Part 5 KNN technique on News Popularity problem

news <- read.csv("OnlineNewsPopularity_for_R.csv")

newsShort <- data.frame(news$n_tokens_title, news$n_tokens_content, news$n_unique_tokens, news$n_non_stop_words, news$num_hrefs, news$num_imgs, news$num_videos, news$average_token_length, news$num_keywords, news$kw_max_max, news$global_sentiment_polarity, news$avg_positive_polarity, news$title_subjectivity, news$title_sentiment_polarity, news$abs_title_subjectivity, news$abs_title_sentiment_polarity, news$shares)

colnames(newsShort) <- c("n_tokens_title", "n_tokens_content", "n_unique_tokens", "n_non_stop_words", "num_hrefs", "num_imgs", "num_videos", "average_token_length", "num_keywords", "kw_max_max", "global_sentiment_polarity", "avg_positive_polarity", "title_subjectivity", "title_sentiment_polarity", "abs_title_subjectivity", "abs_title_sentiment_polarity", "shares")

newsShort$popular = rep('na', nrow(newsShort))
for(i in 1:39644) {
     if(newsShort$shares[i] >= 1400) {
         newsShort$popular[i] = "yes"} 
     else {newsShort$popular[i] = "no"}
}
newsShort$shares = newsShort$popular
#for(i in 1:39644) {
#  if(newsShort$shares[i] >= 1400) {
#    newsShort$shares[i] = "yes"} 
 # else {newsShort$shares[i] = "no"}
  #cat("i=,",i," shares=",newsShort$shares[i],"\n")
#}

newsShort$shares <- as.factor(newsShort$shares)
newsShort <- newsShort[-18]
news_n <- as.data.frame(lapply(newsShort[1:16], normalize))

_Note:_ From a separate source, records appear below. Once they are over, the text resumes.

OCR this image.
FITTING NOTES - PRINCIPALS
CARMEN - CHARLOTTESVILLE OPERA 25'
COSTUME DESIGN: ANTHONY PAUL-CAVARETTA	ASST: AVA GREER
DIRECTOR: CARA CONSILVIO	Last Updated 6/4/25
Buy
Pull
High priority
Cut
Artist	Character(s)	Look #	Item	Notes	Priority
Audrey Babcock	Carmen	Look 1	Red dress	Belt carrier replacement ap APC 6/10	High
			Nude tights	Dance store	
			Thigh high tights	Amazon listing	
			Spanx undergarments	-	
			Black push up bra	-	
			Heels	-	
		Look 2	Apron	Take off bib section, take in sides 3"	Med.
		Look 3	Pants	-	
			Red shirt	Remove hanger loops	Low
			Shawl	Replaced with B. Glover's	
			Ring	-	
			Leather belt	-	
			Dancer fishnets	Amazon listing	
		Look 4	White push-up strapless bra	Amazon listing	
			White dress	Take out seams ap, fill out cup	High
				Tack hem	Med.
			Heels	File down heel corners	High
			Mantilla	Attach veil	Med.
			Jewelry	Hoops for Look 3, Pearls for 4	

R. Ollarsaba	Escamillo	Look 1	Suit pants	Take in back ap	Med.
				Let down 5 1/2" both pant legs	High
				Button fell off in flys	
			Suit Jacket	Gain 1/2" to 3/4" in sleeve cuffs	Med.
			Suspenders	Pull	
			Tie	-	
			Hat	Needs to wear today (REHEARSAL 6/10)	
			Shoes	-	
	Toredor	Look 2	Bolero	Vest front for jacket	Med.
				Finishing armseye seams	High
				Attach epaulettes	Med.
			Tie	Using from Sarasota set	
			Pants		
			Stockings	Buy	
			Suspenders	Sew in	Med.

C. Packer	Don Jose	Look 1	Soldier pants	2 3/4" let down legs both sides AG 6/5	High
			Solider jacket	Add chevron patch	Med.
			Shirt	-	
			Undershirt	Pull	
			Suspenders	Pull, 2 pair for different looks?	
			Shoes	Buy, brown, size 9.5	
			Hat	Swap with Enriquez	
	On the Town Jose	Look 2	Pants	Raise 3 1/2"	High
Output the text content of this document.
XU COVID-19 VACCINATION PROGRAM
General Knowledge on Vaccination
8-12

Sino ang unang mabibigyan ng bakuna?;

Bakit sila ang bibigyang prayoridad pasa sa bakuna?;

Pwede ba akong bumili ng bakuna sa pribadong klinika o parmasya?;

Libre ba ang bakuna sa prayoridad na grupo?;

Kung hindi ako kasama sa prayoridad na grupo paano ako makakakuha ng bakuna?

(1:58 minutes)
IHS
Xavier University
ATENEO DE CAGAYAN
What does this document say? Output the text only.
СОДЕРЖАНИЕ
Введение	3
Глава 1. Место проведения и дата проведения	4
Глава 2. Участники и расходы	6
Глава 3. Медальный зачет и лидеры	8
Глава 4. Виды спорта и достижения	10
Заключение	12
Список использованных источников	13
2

#news_rand <- news_n[order(runif(10000)), ]
#set.seed(12345)
#Split the data into training and test datasets
news_train <- news_n[1:9000, ]
news_test <- news_n[9001:10000, ]
news_train_labels <- newsShort[1:9000, 17]
news_test_labels <- newsShort[9001:10000, 17]
set.seed(76964057)
#Try K from 2 to 20
rng<-2:20
#Number of times to run the K Means algorithm
tries <-100
#Set up an empty vector to hold all of points
avg.totw.ss <-integer(length(rng))
avg.totb.ss <- integer(length(rng))
avg.tot.ss <- integer(length(rng))
# For each value of the range variable
for(v in rng){
#Set up an empty vectors to hold the tries

  v.totw.ss <-integer(tries)
b.totb.ss <- integer(tries)
tot.ss <- integer(tries)
#Run kmeans
for(i in 1:tries){
k.temp <-kmeans(news_train,centers=v)
#Store the total withinss
v.totw.ss[i] <-k.temp$tot.withinss
#Store the betweenss
b.totb.ss[i] <- k.temp$betweenss
#Store the total sum of squares
tot.ss[i] <- k.temp$totss
}
#Average the withinss and betweenss
avg.totw.ss[v-1] <-mean(v.totw.ss)
avg.totb.ss[v-1] <-mean(b.totb.ss)
avg.tot.ss[v-1] <- mean(tot.ss)
}
## Warning: did not converge in 10 iterations

## Warning: did not converge in 10 iterations

## Warning: did not converge in 10 iterations

## Warning: did not converge in 10 iterations

## Warning: did not converge in 10 iterations
plot(rng,avg.totw.ss,type="b", main="Total Within SS by Various K",
ylab="Average Total Within Sum of Squares",
xlab="Value of K")

plot(rng,avg.totb.ss,type="b", main="Total between SS by Various K",

ylab="Average Total Between Sum of Squares",
xlab="Value of K")

#Plot the ratio of betweenss/total ss and withinss / total ss for evaluation
plot(rng,avg.totb.ss/avg.tot.ss,type="b", main="Ratio of between ss / the total ss by Various K",
ylab="Ratio Between SS / Total SS",
xlab="Value of K")
abline(h=0.85, col="red")

plot(rng,avg.totw.ss/avg.tot.ss,type="b", main="Ratio of within ss / the total ss by Various K",
ylab="Ratio Between SS / Total SS",
xlab="Value of K")
abline(h=0.15, col="red")

Taking k-value as 5 we get the following prediction and accuracy rate

news_test_pred <- knn(train = news_train, test = news_test, cl=news_train_labels, k = 5)

(news_tbl <- table(news_test_pred, news_test_labels))
##               news_test_labels
## news_test_pred  no yes
##            no  225 173
##            yes 322 280
(Accuracy <- (news_tbl[1]+news_tbl[4])/sum(news_tbl)*100)
## [1] 50.5
##Taking k-value as 7 we get the following prediction and accuracy rate

news_test_pred <- knn(train = news_train, test = news_test, cl=news_train_labels, k = 7)

(news_tbl <- table(news_test_pred, news_test_labels))
##               news_test_labels
## news_test_pred  no yes
##            no  227 154
##            yes 320 299
(Accuracy <- (news_tbl[1]+news_tbl[4])/sum(news_tbl)*100)
## [1] 52.6
#Hence when k=7 it gives better performance.